Question: What happened to Rose's mother after the sinking? I'm curious because she made it very clear while she was lacing up Rose's corset, that she was entirely dependent on Rose's match with Cal to survive. Whether she was exaggerating or not, she made the statement that she would be poor and in the workhouses if not for the marriage and Cal's fortune to support them. Obviously, since Rose is presumed dead after the sinking, she did not marry Cal and her mother was not able to benefit from his money. So would she then, in fact, end up poor and in the workhouses as she said? Rose didn't just abandon Cal and that lifestyle to start anew, she also had to abandon her mother. So did she leave her mother to be a poor and squandering worker? At the end of the movie, Rose gives her account of Cal and what happened to him in the following years, but never anything about her mother. I realize this question would probably be more speculation than a factual answer, but I just wondered if there were some clues at the end that I maybe didn't pick up on or if there were some "DVD bonus" or behind the scenes I haven't seen that answered this.

lblinc

Chosen answer: Because she is considered, in a minor sense, a "villain" in this film for forcing her daughter into a loveless arranged marriage to satisfy her personal wants, most fans probably speculate that she became a poor and penniless seamstress and lived out her life working in a factory. Of course, this is possible, without the financial security of the arranged marriage between Cal and Rose. However, it is difficult to believe that a woman of such status, and who has so many wealthy and powerful friends, would be allowed to languish in abject poverty doing menial labors. I would tend to believe that she probably sold a number of her possessions for money (she did mention that as part of the humiliation she would face if Rose were to refuse Cal's affections), and probably lived off the kindness of others. Given that her daughter was betrothed to a Hockley, his family might have felt an obligation to assist her in finding a suitable living arrangement and a situation for employment. It is also possible that she re-married into wealth. However, this is more unlikely, mainly because back in 1912, it was considered scandalous to re-marry, especially at Ruth's age. However, since Ruth does not make an appearance after surviving the sinking of the Titanic in a lifeboat number 6 (next to Molly Brown), nor is she mentioned again, her fate is left unknown and subject only to speculation.

Michael Albert

In that era, with Rose betrothed to Call, Cal would most definitely have provided for Ruth in the lifestyle she was accustomed to. As Cal angrily raged at Rose the morning after her excursion below decks, "You are my wife in custom if not yet in practice ", thus, society would have viewed him a villain had he not cared for Ruth once it was assumed Rose was dead.

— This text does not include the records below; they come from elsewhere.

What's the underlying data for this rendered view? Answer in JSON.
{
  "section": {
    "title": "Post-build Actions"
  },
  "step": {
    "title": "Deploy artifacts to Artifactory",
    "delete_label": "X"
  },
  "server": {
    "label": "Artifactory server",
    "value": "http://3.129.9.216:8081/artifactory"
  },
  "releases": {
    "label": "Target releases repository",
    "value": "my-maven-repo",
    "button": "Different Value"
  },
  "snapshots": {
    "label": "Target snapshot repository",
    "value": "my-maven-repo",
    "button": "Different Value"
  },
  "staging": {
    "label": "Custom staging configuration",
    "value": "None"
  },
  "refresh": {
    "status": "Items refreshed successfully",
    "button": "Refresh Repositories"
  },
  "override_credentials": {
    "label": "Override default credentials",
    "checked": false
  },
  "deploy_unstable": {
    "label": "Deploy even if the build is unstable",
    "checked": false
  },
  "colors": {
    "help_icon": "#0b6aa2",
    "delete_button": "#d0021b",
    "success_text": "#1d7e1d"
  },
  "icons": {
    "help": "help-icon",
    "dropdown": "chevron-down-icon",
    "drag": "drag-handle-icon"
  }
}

Answer: I've wondered that too. I think it was easier to find out what happened to Cal because she said "it was in all the papers." As for her mother, it likely would have only been in the papers local to where she lived when she passed away. This was in an era before television and of course way before the internet. So I think the only way Rose would have been able to keep track of her mom would have been to live in the area or do some investigation. It seems unlikely she wanted to do either one, especially since it would have 'given it away" that Rose had survived in the first place. I agree with the other statements that Cal would have felt obligated to take care of her, and that the people she owed money to would have tried to collect on it as it would have been in "bad form" under the circumstances.

Answer: Her mother's big problem was a heap of debts. It would have looked badly on the debt collectors to go hovering around her after what was assumed to have happened, and in a society where one's reputation was valued highly. They probably simply gave her a degree of debt forgiveness in her bereavement, then Cal, insurance, and even her Mother herself taking a second (rich) husband could've taken care of what was left.